Non ha vinto i Mondiali con il Brasile. Su di lui – anche se era assente per infortunio, l’ennesima assenza in una carriera di infortuni – ha pesato il “Mineirazo”, la sconfitta 1-7 subita dai brasiliani ai Mondiali casalinghi del 2014 dalla Germania. Un trauma collettivo, il Brasile non vince i Mondiali dal 2002. Certo, Neymar ha trascinato il Brasile all’oro olimpico a Rio 2016, ha vinto in casa anche una Confederation Cup nel 2013, ma l’acuto è mancato e questo fattore pesa, nel confronto eterno non solo con Pelè ma con altri brasiliani entrati nella leggenda come Ronaldo o Ronaldinho. Ha fallito, anzi il Brasile ha fallito anche in Qatar e difficilmente si rivedrà O Nei a 35 anni ai Mondiali ospitati da Stati Uniti, Canada e Messico. Senza la Coppa, come Puskas, Cruijff, Di Stefano, Roberto Maggio, Cristiano Ronaldo. Ma per il leader, o presunto tale, della nazionale più titolata, prestigiosa e gloriosa del pallone, che produce talenti in serie, è solo un'aggravante. E se con la nazionale verdeoro, in cui ha comunque segnato caterve di reti, spesso inutili, è ancora più problematico il suo rapporto con il club attuale, il Psg, che cerca acquirenti da almeno un paio di anni.
Lo ha sostanzialmente scaricato: Neymar è stato più volte ripreso da Mbappè per la sua sfrenata vita notturna, hanno litigato in pubblico e si ritrova isolato nel ricco spogliatoio parigino.
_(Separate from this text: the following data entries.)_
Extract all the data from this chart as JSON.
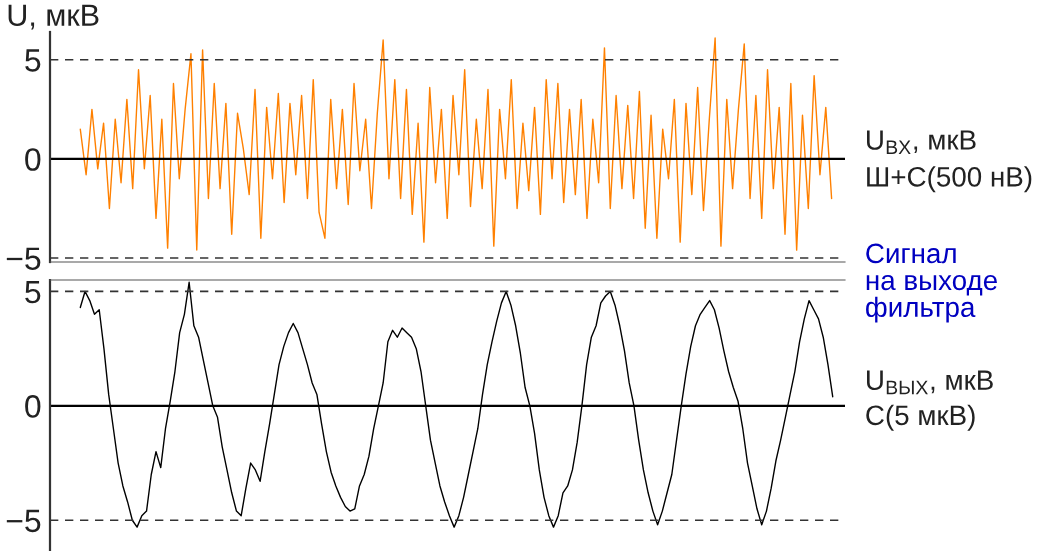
{
  "chart_data": [
    {
      "type": "line",
      "ylabel": "U, мкВ",
      "annotations": [
        "U$_{ВХ}$, мкВ",
        "Ш+С(500 нВ)"
      ],
      "categories": [
        null,
        null,
        null,
        null,
        null,
        null,
        null,
        null,
        null,
        null,
        null,
        null,
        null,
        null,
        null,
        null,
        null,
        null,
        null,
        null,
        null,
        null,
        null,
        null,
        null,
        null,
        null,
        null,
        null,
        null,
        null,
        null,
        null,
        null,
        null,
        null,
        null,
        null,
        null,
        null,
        null,
        null,
        null,
        null,
        null,
        null,
        null,
        null,
        null,
        null,
        null,
        null,
        null,
        null,
        null,
        null,
        null,
        null,
        null,
        null,
        null,
        null,
        null,
        null,
        null,
        null,
        null,
        null,
        null,
        null,
        null,
        null,
        null,
        null,
        null,
        null,
        null,
        null,
        null,
        null,
        null,
        null,
        null,
        null,
        null,
        null,
        null,
        null,
        null,
        null,
        null,
        null,
        null,
        null,
        null,
        null,
        null,
        null,
        null,
        null,
        null,
        null,
        null,
        null,
        null,
        null,
        null,
        null,
        null,
        null,
        null,
        null,
        null,
        null,
        null,
        null,
        null,
        null,
        null,
        null,
        null,
        null,
        null,
        null,
        null,
        null,
        null,
        null,
        null,
        null
      ],
      "series": [
        {
          "color": "#ff8000",
          "values": [
            1.5,
            -0.8,
            2.5,
            -0.5,
            1.8,
            -2.5,
            2.0,
            -1.2,
            3.0,
            -1.5,
            4.5,
            -0.5,
            3.2,
            -3.0,
            2.0,
            -4.5,
            3.8,
            -1.0,
            2.5,
            5.3,
            -4.6,
            5.5,
            -2.0,
            3.8,
            -1.5,
            2.8,
            -3.8,
            2.3,
            0.5,
            -1.8,
            3.5,
            -4.0,
            2.6,
            -1.0,
            3.3,
            -2.2,
            2.8,
            -0.8,
            3.2,
            -2.0,
            4.0,
            -2.7,
            -4.0,
            3.0,
            -1.5,
            2.5,
            -2.3,
            3.8,
            -0.6,
            2.0,
            -2.5,
            2.3,
            6.0,
            -1.0,
            4.0,
            -2.0,
            3.5,
            -2.8,
            1.8,
            -4.2,
            3.6,
            -1.2,
            2.5,
            -3.0,
            3.2,
            -0.8,
            4.5,
            -2.4,
            2.0,
            -1.5,
            3.5,
            -4.4,
            2.5,
            -1.0,
            4.0,
            -2.5,
            1.8,
            -1.6,
            2.6,
            -2.8,
            4.0,
            -1.0,
            3.8,
            -2.2,
            2.5,
            -1.8,
            3.0,
            -3.0,
            2.0,
            -1.2,
            5.6,
            -2.5,
            3.2,
            -1.5,
            2.7,
            -2.0,
            3.4,
            -3.5,
            2.2,
            -4.0,
            1.5,
            -1.0,
            3.0,
            -4.2,
            2.8,
            -1.8,
            3.6,
            -2.6,
            2.0,
            6.1,
            -4.4,
            3.0,
            -1.5,
            2.5,
            5.8,
            -2.0,
            3.2,
            -3.0,
            4.5,
            -1.5,
            2.6,
            -3.8,
            3.8,
            -4.6,
            2.2,
            -2.5,
            4.2,
            -0.8,
            2.6,
            -2.0
          ]
        }
      ],
      "ylim": [
        -5.2,
        6.4
      ],
      "yticks": [
        {
          "value": -5,
          "label": "−5"
        },
        0,
        5
      ],
      "ref_lines": [
        {
          "axis": "y",
          "value": 5,
          "line_style": "dashed",
          "color": "#333333"
        },
        {
          "axis": "y",
          "value": -5,
          "line_style": "dashed",
          "color": "#333333"
        },
        {
          "axis": "y",
          "value": 0,
          "line_style": "solid",
          "color": "#000000"
        }
      ]
    },
    {
      "type": "line",
      "annotations": [
        "Сигнал\nна выходе\nфильтра",
        "U$_{ВЫХ}$, мкВ",
        "С(5 мкВ)"
      ],
      "categories": [
        null,
        null,
        null,
        null,
        null,
        null,
        null,
        null,
        null,
        null,
        null,
        null,
        null,
        null,
        null,
        null,
        null,
        null,
        null,
        null,
        null,
        null,
        null,
        null,
        null,
        null,
        null,
        null,
        null,
        null,
        null,
        null,
        null,
        null,
        null,
        null,
        null,
        null,
        null,
        null,
        null,
        null,
        null,
        null,
        null,
        null,
        null,
        null,
        null,
        null,
        null,
        null,
        null,
        null,
        null,
        null,
        null,
        null,
        null,
        null,
        null,
        null,
        null,
        null,
        null,
        null,
        null,
        null,
        null,
        null,
        null,
        null,
        null,
        null,
        null,
        null,
        null,
        null,
        null,
        null,
        null,
        null,
        null,
        null,
        null,
        null,
        null,
        null,
        null,
        null,
        null,
        null,
        null,
        null,
        null,
        null,
        null,
        null,
        null,
        null,
        null,
        null,
        null,
        null,
        null,
        null,
        null,
        null,
        null,
        null,
        null,
        null,
        null,
        null,
        null,
        null,
        null,
        null,
        null,
        null,
        null,
        null,
        null,
        null,
        null,
        null,
        null,
        null,
        null,
        null,
        null,
        null,
        null,
        null,
        null,
        null,
        null,
        null,
        null,
        null,
        null,
        null,
        null,
        null,
        null,
        null,
        null,
        null,
        null,
        null,
        null,
        null,
        null,
        null,
        null,
        null,
        null,
        null,
        null,
        null
      ],
      "series": [
        {
          "color": "#000000",
          "values": [
            4.3,
            5.0,
            4.6,
            4.0,
            4.2,
            2.5,
            0.5,
            -1.0,
            -2.5,
            -3.5,
            -4.2,
            -5.0,
            -5.3,
            -4.8,
            -4.6,
            -3.0,
            -2.0,
            -2.7,
            -1.0,
            0.2,
            1.5,
            3.2,
            4.0,
            5.4,
            3.5,
            3.0,
            2.0,
            1.0,
            0.0,
            -0.5,
            -1.8,
            -2.8,
            -3.8,
            -4.6,
            -4.8,
            -3.6,
            -2.5,
            -2.8,
            -3.3,
            -2.0,
            -0.8,
            0.5,
            1.8,
            2.6,
            3.2,
            3.6,
            3.2,
            2.5,
            1.8,
            1.0,
            0.5,
            -0.8,
            -2.0,
            -2.9,
            -3.5,
            -4.0,
            -4.4,
            -4.6,
            -4.5,
            -3.5,
            -3.0,
            -2.2,
            -1.0,
            0.0,
            1.0,
            2.8,
            3.3,
            3.0,
            3.4,
            3.2,
            3.0,
            2.5,
            1.5,
            0.0,
            -1.5,
            -2.5,
            -3.5,
            -4.2,
            -4.8,
            -5.3,
            -4.8,
            -4.0,
            -3.0,
            -2.0,
            -1.0,
            0.5,
            1.8,
            2.8,
            3.7,
            4.5,
            5.0,
            4.4,
            3.5,
            2.3,
            0.8,
            0.0,
            -1.2,
            -2.8,
            -4.0,
            -4.8,
            -5.3,
            -4.8,
            -3.8,
            -3.5,
            -2.8,
            -1.6,
            0.0,
            1.8,
            3.0,
            3.5,
            4.5,
            4.8,
            5.0,
            4.4,
            3.5,
            2.4,
            1.0,
            0.0,
            -1.5,
            -2.8,
            -3.8,
            -4.6,
            -5.2,
            -4.6,
            -3.8,
            -3.0,
            -1.5,
            0.0,
            1.4,
            2.6,
            3.5,
            4.0,
            4.3,
            4.6,
            4.2,
            3.4,
            2.4,
            1.5,
            0.8,
            0.2,
            -1.0,
            -2.5,
            -3.5,
            -4.5,
            -5.2,
            -4.6,
            -3.6,
            -2.4,
            -1.5,
            -0.5,
            0.5,
            1.5,
            2.8,
            3.8,
            4.6,
            4.2,
            3.8,
            3.0,
            1.8,
            0.4
          ]
        }
      ],
      "ylim": [
        -6.3,
        5.5
      ],
      "yticks": [
        {
          "value": -5,
          "label": "−5"
        },
        0,
        5
      ],
      "ref_lines": [
        {
          "axis": "y",
          "value": 5,
          "line_style": "dashed",
          "color": "#333333"
        },
        {
          "axis": "y",
          "value": -5,
          "line_style": "dashed",
          "color": "#333333"
        },
        {
          "axis": "y",
          "value": 0,
          "line_style": "solid",
          "color": "#000000"
        }
      ]
    }
  ]
}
L’ostacolo al suo adieu è solo l’ingaggio: quasi 36 milioni di euro annui, insostenibile per qualunque club che voglia un asso in squadra ma anche almeno giochi 35-40 partite l’anno, senza troppi alti e bassi. In ogni caso, nella Premier League che strapaga qualsiasi atleta in pantaloncini attraversi la Manica, un ricco ingaggio per lui appare assicurato. Forse al Chelsea, o al ricchissimo Newcastle del Fondo Sovrano saudita, ovvero al principe Bin Salman. La sensazione è che le aspettative sul funambolico attaccante cresciuto nel Santos - lo stesso club di O Rei - siano state decisamente eccessive e che Neymar abbia anche pagato la sua dimensione mediatica: più un collettore di sponsor che il fuoriclasse – perché i mezzi tecnici sono da assoluto fuoriclasse – in grado di segnare un’epoca, come altri pochi nella storia, compreso il suo grande amico Leo Messi. Invece il numero 10 della nazionale brasiliana rischia davvero di essere ricordato come il più sopravvalutato di sempre. Per scollarsi l’etichetta dalle spalle in realtà avrebbe ancora tempo, a 31 anni. Ma, con un conto in banca da sogno e la tendenza a vivere più di notte che di giorno, ne avrà davvero voglia?